Thursday, August 23, 2012

Memo From Gore Vidal's Memorial Service (continued)


Cybill Shepherd, who is appearing in the Broadway revival of Vidal's "The Best Man" at the Schoenfeld, read a letter from Peter Bogdanovich about Vidal and their friendship. Then Allan Cumming read a selection from Vidal's infamous essay, "A Distasteful Encounter with William F. Buckley." It was originally published in Esquire in September of 1969. "We are all bisexual to begin with," Cummings began. "That is a fact of our condition. And we are all responsive to sexual stimuli from our own as well as from the opposite sex. Certain societies at certain times, usually in the interest of maintaining the baby supply, have discouraged homosexuality. Other societies, particularly militaristic ones, have exalted it. But regardless of tribal taboos, homosexuality is a constant fact of the human condition and it is not a sickness, not a sin, not a crime . . . despite the best efforts of our puritan tribe to make it all three. Homosexuality is as natural as heterosexuality. Notice I use the word 'natural,' not normal. Buckley likes the word normal. It conjures up vigorous Minute Men with rifles shooting Commies, while their wives and little ones stay home stitching hoods. But what is the sexual norm? By definition it is what most people do most frequently. Therefore, the norm is neither homosexual nor heterosexual. The most frequent (if not most preferred!) sexual outlet of most people most of the time is masturbation, making onanism the statistical norm from which all else is deviation. Yet I don’t think even Mrs. Portnoy’s son would want to make a case for that particular normality.

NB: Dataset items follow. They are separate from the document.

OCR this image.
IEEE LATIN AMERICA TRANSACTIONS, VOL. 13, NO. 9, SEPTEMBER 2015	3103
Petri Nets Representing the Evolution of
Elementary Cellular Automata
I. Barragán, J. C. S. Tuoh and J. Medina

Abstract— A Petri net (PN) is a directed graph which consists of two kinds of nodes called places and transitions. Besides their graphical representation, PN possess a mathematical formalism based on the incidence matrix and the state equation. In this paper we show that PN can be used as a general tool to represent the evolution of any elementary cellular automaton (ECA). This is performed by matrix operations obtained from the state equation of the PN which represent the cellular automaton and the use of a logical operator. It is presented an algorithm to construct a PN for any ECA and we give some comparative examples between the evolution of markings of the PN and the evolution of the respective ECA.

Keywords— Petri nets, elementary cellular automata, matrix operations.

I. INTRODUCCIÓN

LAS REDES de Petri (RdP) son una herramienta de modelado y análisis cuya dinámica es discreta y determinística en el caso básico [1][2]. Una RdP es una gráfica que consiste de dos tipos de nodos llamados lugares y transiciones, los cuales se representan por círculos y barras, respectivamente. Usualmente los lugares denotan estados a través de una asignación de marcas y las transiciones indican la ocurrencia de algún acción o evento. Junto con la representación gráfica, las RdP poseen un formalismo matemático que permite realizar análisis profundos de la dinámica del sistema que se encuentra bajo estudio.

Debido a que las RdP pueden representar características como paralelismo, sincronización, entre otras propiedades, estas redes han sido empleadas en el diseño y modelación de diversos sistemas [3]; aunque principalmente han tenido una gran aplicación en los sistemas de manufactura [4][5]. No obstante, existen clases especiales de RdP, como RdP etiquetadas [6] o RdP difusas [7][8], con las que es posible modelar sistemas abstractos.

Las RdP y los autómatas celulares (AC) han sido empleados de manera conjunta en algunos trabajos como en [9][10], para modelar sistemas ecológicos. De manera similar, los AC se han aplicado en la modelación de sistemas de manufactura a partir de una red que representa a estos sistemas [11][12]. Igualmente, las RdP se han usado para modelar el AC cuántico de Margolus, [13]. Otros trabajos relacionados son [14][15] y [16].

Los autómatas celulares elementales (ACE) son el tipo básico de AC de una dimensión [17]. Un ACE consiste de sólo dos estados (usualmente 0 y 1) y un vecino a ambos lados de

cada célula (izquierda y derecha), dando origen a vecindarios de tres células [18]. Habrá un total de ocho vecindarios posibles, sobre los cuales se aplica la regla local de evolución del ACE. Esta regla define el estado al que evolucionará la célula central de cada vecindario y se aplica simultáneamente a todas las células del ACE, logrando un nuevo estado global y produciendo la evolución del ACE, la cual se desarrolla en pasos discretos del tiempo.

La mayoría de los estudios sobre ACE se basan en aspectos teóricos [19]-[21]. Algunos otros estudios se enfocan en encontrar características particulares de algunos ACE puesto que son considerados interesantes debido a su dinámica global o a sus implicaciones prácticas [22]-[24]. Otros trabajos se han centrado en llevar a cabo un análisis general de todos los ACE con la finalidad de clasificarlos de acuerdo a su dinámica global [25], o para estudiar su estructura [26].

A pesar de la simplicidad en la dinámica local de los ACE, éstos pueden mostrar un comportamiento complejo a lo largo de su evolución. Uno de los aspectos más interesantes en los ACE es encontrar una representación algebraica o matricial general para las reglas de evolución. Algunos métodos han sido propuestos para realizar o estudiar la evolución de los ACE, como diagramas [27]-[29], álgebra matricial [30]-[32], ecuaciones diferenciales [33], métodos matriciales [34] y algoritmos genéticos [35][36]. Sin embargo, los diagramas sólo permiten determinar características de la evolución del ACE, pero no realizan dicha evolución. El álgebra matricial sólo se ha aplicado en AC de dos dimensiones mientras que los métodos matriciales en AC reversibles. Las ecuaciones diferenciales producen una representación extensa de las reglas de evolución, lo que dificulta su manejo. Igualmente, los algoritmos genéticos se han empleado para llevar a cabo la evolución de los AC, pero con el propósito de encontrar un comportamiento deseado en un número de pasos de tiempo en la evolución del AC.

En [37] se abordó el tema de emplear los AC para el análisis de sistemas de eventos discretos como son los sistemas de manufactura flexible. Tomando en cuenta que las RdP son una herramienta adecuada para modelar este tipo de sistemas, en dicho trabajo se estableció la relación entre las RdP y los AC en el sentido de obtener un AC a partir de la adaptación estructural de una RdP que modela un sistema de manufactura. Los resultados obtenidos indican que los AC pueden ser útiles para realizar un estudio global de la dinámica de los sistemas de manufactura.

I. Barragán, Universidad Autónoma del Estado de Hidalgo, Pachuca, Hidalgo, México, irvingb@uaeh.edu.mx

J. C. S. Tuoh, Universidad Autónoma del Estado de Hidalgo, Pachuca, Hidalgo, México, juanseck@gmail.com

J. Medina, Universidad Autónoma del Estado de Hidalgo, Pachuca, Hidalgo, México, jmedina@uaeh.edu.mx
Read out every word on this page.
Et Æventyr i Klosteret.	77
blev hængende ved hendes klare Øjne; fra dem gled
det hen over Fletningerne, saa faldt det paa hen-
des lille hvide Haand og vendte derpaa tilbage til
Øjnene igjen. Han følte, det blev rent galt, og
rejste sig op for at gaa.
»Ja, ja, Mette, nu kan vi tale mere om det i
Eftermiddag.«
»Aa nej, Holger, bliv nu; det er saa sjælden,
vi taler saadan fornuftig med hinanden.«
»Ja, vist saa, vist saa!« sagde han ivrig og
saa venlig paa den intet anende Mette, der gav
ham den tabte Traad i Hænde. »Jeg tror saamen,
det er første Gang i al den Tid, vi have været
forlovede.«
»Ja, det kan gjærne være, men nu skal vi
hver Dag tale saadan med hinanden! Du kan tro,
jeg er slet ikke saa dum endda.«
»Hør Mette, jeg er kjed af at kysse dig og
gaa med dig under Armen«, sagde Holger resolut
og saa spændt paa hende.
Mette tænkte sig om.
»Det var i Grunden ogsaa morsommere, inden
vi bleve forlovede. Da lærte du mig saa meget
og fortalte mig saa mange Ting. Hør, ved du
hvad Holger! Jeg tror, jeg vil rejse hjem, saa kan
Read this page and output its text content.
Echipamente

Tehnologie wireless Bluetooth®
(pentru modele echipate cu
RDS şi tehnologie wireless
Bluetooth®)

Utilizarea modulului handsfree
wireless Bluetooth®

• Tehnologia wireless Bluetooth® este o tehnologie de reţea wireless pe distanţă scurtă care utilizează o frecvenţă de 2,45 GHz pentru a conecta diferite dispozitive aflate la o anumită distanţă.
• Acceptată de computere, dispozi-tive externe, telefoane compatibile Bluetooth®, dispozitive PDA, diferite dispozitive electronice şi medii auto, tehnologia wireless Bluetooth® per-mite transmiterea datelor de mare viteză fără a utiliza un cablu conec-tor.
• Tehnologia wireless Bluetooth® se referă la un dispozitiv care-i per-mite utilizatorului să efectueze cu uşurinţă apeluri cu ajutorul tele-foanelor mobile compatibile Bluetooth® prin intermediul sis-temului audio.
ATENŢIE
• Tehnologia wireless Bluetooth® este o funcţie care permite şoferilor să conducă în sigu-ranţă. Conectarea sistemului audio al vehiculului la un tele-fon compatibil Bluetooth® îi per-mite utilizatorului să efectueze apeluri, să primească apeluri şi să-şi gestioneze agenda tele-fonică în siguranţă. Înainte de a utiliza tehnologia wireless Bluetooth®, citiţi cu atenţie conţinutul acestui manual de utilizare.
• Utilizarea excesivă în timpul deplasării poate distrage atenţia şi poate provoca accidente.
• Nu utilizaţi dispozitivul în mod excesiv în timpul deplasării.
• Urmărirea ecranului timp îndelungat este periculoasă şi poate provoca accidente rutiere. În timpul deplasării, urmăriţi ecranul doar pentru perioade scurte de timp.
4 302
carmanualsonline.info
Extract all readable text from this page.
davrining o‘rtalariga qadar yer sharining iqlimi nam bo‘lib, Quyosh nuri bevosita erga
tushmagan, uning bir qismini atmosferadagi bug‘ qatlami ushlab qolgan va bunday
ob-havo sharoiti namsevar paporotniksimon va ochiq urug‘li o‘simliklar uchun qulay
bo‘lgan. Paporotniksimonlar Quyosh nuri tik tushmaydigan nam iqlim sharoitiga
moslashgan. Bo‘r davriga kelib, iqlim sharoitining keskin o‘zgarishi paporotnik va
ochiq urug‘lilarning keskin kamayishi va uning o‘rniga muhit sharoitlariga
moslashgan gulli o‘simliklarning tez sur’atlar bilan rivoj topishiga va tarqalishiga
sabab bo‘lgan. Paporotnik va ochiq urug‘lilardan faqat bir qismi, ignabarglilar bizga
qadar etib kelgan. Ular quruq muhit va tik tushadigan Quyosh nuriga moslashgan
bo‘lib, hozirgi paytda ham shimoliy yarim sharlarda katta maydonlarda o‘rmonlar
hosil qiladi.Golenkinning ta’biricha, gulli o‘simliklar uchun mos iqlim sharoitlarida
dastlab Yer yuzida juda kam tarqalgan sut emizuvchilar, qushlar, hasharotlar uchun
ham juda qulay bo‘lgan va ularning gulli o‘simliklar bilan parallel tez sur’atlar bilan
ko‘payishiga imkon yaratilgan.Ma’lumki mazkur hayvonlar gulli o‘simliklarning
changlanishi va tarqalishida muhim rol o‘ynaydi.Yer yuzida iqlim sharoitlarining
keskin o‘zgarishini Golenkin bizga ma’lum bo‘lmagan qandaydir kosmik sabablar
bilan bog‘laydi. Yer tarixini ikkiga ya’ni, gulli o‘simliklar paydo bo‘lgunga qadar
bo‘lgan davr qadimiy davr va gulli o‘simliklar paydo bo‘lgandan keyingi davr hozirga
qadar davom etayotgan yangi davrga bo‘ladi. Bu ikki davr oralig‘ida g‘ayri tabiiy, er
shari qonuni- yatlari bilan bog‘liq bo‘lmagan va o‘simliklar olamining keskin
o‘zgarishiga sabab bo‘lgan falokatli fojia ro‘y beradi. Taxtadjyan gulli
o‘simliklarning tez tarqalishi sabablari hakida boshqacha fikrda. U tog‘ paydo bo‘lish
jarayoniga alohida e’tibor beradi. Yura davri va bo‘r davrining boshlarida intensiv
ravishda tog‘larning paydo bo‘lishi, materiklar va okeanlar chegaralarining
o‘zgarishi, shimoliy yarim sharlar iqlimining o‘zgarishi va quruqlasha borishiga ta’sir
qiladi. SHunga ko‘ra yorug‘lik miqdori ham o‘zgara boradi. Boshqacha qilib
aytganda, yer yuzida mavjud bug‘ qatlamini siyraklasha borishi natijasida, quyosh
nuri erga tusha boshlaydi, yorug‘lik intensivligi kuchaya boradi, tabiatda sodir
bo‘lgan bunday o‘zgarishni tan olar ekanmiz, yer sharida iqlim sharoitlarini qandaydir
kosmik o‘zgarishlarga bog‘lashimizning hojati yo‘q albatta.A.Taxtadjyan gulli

 "As for being an 'evangelist of bisexuality,' I am not an evangelist of anything in sexual matters except a decent withdrawal of the state from the bedroom. There will, of course, always be morbid twisted men like Buckley sniggering and giggling and speculating on the sexual lives of others, and nothing’s to be done about them. But the sex laws must be changed. It was Dr. Kinsey who pointed out that if all the laws were enforced, ninety percent of the men in the United States would be in jail. One final point: Buckley quotes an American reviewer who was horrified at my explicit description of a male body (as usual, no mention of the equally explicit description of a female body). To me this reviewer’s objection perfectly reflects the sickness of the society we live in. On the one hand, such critics hold that we are made in the very image of God, a bit of proud, primitive lunacy still obtaining in certain Christian sects, and yet, without any awareness of paradox, they also hold nudity to be obscene, the body disgusting, and certain parts of it horrifying. Yet if we are made in God’s image, the body must be divine. Conversely, if the body is vile, then its maker must be vile. Unfortunately, our primitives are beyond mere logic. They have their tribal prejudices and find both comfort and glory in their confusion."

Next up Richard Beltzer read from another prescient 1958 VIdal essay, "The Unrocked Boat." Then Cavett introduced "The best quartet since the Mills Brothers -- Elizabeth Ashley, Candice Bergen, Christine Ebersole, and Anjelica Houston," who proceeded to read in a kind of verbal roundelay the best of Vidal's one-liners. My favorite: "What can one say about a culture that creates an Ernest Hemingway and then isn't in on the joke?"

Ashley stayed behind to talk about the night "Tennessee Williams and I were loose and free range on the streets of New York. He said we should go see Gore who was hanging out with some of his fancy friends at the bar at the Carlyle Hotel. When critics and pundits were trashing Tennessee only two people always stood up for him -- Gore and Edward Albee. Gore and Tennessee adored each other. When Tenn and I made quite an entrance, let's say, into the Carlyle bar Gore exclaimed 'Bird is here!' He always called Tennessee that: Bird. He and Tenn kissed full on the mouth much to the open-mouthed consternation of those fancy folks Gore was hanging with. He dumped them the minute Tennessee and I arrived and for about four hours they sat around talking and I sat around drinking and listening to them. When Gore poured Tennessee and me into a car later, Tenn turned to me and asked why I didn't talk more during our visit. 'He intimidates me,' I said. 'Gore?' Tennessee said, giggling at such a thought. "Oh, 'Lizabuth, he's just an old smarty pants." At that, Ashley reached down into the plants on the stage in front of the podium and pulled out a shot glass of vodka and held it up to Gore's portrait on the stage. "Here's to you, Old Smarty Pants!" she exclaimed and knocked it back in one good-ole-gal gulp.

Dennis Kucinich came out to talk about visiting Vidal to talk about his run for the presidency. "Do you have any advice for me?" he asked Vidal. "Yeah," Vidal said. "Do something about your hair. It's dreadful." "Like what?" asked Kucinich. "Try a guillotine," said Gore.

Michael Moore read a selection from "Requiem for the American Empire" and Liz Smith read a letter from David Mamet who hung with Vidal often at Sue Mengers' dinner parties.

Then James Earl Jones and John Larroquette performed Scene 3 from Act II of "The Best Man" and brought the house down.